Despite the legalization of marijuana in over 25 U.S states, and soon, the entire country of Canada, those in the cannabis-industry are still fighting for legitimacy in the public imagination—a difficult task after generations of prohibition and bumbling “stoner” films.
Those who grow marijuana look forward to the day when the plant is regarded with the same respect as other crops, like soybeans or corn. Physicians who prescribe marijuana hope the stigma will soon dissipate and the plant will become a normalized form of medicine. And no matter how classy their suits, cannabis entrepreneurs just can’t seem to catch a break from the cheesy weed puns, and move forward with their business in peace.
Professor Paul Seaborn at the University of Denver, now offering a full economics course on “The Business of Marijuana,” hopes to change the PR problem of cannabis entrepreneurs who want to operate their businesses legitimately.

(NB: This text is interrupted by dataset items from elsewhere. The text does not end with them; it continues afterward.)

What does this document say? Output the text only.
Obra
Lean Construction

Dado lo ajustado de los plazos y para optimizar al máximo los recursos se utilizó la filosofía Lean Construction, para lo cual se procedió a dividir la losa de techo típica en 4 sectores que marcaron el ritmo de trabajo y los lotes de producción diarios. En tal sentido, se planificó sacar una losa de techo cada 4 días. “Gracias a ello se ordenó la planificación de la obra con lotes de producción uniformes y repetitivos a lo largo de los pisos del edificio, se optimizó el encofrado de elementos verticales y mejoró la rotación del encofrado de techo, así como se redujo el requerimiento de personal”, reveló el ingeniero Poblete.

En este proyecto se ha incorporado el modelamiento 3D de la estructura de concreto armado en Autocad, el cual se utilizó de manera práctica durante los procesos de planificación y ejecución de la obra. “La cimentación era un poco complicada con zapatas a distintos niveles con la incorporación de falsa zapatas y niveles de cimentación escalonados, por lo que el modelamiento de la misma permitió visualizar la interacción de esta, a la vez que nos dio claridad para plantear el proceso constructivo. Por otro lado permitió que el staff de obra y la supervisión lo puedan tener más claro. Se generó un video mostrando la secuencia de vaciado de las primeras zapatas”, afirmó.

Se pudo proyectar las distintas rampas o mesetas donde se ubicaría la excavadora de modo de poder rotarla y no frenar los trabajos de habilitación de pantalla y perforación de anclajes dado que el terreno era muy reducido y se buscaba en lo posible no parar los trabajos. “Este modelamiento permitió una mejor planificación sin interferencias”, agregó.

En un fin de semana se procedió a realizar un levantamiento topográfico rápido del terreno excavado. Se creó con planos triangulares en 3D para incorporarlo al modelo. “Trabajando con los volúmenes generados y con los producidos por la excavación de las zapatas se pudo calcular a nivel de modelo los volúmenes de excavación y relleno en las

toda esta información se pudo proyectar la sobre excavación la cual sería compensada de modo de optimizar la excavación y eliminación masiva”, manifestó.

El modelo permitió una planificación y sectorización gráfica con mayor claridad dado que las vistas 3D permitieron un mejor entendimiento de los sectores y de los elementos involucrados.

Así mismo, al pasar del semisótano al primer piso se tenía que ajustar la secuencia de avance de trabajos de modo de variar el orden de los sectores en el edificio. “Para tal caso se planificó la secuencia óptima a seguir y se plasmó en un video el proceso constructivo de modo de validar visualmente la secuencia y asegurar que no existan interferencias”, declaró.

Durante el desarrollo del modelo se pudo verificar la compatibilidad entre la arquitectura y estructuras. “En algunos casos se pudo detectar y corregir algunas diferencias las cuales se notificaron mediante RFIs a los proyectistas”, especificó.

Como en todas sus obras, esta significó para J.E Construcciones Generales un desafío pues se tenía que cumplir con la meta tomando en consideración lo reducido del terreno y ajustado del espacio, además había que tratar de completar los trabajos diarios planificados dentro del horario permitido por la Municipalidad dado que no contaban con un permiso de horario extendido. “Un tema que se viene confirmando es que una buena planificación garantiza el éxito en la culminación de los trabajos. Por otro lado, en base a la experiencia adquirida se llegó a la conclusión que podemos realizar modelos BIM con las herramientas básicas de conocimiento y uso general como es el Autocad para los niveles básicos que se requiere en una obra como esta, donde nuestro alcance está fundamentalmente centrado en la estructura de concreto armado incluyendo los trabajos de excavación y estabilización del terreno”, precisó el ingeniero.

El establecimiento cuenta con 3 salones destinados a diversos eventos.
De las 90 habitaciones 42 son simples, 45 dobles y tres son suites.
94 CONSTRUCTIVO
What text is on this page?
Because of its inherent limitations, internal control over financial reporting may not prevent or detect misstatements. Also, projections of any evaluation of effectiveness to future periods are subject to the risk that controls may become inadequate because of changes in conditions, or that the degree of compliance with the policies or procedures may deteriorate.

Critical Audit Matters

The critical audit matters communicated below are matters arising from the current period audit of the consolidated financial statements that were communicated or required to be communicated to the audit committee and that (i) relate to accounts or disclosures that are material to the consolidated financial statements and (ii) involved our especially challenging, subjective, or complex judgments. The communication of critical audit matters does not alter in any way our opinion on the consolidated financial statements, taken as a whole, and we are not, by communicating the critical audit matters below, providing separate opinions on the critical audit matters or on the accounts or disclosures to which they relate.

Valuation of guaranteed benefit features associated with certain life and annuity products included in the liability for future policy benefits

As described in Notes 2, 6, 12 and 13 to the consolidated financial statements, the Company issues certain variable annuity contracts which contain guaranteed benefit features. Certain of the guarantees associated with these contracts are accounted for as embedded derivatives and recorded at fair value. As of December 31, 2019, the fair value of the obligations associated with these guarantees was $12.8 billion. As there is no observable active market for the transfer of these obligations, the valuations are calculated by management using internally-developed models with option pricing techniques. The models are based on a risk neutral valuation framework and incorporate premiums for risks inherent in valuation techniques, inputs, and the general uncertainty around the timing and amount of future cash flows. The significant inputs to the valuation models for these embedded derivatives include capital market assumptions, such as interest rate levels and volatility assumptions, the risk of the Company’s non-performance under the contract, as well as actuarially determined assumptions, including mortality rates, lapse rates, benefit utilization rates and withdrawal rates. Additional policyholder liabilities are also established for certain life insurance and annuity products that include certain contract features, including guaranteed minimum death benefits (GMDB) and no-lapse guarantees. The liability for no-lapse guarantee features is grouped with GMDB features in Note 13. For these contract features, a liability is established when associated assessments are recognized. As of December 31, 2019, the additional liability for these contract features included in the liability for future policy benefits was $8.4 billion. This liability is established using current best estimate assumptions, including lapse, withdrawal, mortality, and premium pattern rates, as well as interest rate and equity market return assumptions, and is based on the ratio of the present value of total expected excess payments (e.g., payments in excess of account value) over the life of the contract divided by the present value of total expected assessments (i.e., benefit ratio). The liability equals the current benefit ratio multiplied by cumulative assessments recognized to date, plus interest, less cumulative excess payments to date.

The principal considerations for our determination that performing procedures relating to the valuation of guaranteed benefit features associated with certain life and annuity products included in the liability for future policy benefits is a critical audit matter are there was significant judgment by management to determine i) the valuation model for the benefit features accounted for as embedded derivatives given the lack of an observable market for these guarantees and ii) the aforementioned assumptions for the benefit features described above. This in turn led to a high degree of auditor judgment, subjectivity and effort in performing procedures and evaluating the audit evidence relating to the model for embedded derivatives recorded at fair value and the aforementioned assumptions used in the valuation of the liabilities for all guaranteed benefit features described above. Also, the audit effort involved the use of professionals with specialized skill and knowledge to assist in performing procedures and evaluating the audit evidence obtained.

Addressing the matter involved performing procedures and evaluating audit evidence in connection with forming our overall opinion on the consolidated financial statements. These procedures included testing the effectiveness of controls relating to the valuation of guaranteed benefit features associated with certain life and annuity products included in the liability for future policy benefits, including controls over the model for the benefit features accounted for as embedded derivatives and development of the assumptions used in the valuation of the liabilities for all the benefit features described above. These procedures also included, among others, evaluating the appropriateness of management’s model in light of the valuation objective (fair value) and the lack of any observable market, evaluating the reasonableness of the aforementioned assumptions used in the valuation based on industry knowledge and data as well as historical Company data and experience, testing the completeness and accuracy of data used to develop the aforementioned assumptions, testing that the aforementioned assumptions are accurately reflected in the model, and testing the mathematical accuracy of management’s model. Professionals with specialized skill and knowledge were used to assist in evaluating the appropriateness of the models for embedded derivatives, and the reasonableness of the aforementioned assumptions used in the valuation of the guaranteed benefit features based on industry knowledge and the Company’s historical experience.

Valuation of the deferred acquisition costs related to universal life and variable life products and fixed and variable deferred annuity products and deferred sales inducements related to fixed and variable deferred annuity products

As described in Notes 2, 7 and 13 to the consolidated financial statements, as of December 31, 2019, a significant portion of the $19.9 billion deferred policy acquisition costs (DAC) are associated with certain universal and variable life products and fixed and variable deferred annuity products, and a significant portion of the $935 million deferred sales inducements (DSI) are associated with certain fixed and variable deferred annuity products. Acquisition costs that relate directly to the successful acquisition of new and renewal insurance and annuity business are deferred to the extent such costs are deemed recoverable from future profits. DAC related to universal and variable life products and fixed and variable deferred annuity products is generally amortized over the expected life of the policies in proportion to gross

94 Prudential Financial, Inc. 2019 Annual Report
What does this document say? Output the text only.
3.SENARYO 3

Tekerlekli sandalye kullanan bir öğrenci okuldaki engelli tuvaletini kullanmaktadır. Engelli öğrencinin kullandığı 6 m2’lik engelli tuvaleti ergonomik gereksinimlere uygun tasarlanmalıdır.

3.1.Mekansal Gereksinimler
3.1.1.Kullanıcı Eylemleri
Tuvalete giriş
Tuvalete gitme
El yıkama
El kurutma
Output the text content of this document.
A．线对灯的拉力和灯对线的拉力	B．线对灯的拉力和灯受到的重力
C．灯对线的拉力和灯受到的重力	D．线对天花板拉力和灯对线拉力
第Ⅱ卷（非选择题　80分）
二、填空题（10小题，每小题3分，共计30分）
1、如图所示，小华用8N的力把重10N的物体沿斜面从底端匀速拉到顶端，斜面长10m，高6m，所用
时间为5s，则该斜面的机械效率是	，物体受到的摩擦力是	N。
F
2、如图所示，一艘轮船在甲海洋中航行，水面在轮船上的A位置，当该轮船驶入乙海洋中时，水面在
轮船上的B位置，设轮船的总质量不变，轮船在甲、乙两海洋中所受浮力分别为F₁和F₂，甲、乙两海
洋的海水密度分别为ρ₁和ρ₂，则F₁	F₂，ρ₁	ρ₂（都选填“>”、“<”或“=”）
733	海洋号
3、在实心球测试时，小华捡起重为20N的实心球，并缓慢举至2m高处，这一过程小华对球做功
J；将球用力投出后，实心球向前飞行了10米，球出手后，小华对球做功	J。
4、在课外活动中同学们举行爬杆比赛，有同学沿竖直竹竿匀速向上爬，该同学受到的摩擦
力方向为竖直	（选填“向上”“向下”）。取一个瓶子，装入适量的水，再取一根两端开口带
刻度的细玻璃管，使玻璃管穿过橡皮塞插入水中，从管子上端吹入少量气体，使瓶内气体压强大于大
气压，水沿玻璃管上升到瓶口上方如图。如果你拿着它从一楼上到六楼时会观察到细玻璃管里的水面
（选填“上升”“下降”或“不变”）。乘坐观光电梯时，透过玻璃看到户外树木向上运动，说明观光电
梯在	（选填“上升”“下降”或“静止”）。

Combining lectures on marijuana with a room full of college students more accustom to epic 420 rallies than academic discourse on weed seems like it could have its challenges—that quiet row of seats in the back of the classroom you sit in while high doesn’t have enough room for an entire class, after all. More than the danger of an entire classroom of canna-bro’s, though, Seaborn is concerned with working out the kinks of the first-ever college course on the marijuana business. How, for example, do you offer an AACB-accredited business advice on a substance that’s still illegal in half the country?
“There were some doubts,” Seaborn told KDUN. “I think you know there are some skeptics within the school, skeptics in the community, people wondering what’s going on why are we having a course on marijuana.”
Despite the concerns, Seaborn’s course has gotten off to a spectacular start. Students are not simply showing up for the gimmick of a formal education in dealing weed—instead, most are relieved to have an academic, professional outlet for their entrepreneurial aspirations.
“I wasn’t at all interested. But when I got there, I was sold. I was just blown away by how mainstream and professional it all was.” Said New York City attorney Marc Ross to the Denver Post, whose trip to the University of Denver inspired him to push Hofstra University to open their own marijuana law course.
Seaborn’s course isn’t just a 101 on running a dispensary. It covers just about every business that’s tied to the cannabis industry—everything from cultivation to heat-lamp manufacturing. Seaborn hopes to use this course to explore the similarities and differences between the marijuana industry, and other related industries with a less contentious history. “Whether it’s alcohol or tobacco, even automotive or biotech. Lots of comparing and contrasting to see what makes it unique and what are the common issues these industries have experienced in these early stages.” Seaborn said in The Cannabist.
The University of Denver has been ahead of the curve for years now, having opened a course on cannabis journalism and cannabis law in 2015. As the marijuana industry marches steadily forward, courses like Seaborn’s will be critical in educating a new wave of entrepreneurs and cannabis connoisseurs. As the marijuana industry marches steadily forward, courses like Seaborn’s will be critical in educating a new wave of entrepreneurs and cannabis connoisseurs. Videos taken of the class show a group of students who are studiously committed to the rapidly expanding industry.
As institutions that cultivate progress, university and college campuses have always offered the first snapshots of the country’s future. With the help of those like Seaborn and the University of Denver, that future will likely see the trading of tie-dye shirts for suits and ties.
Sure, wine enthusiasts can enroll in any number of sommelier certification programs, but for weed experts, the process is a little more, should we say, academic.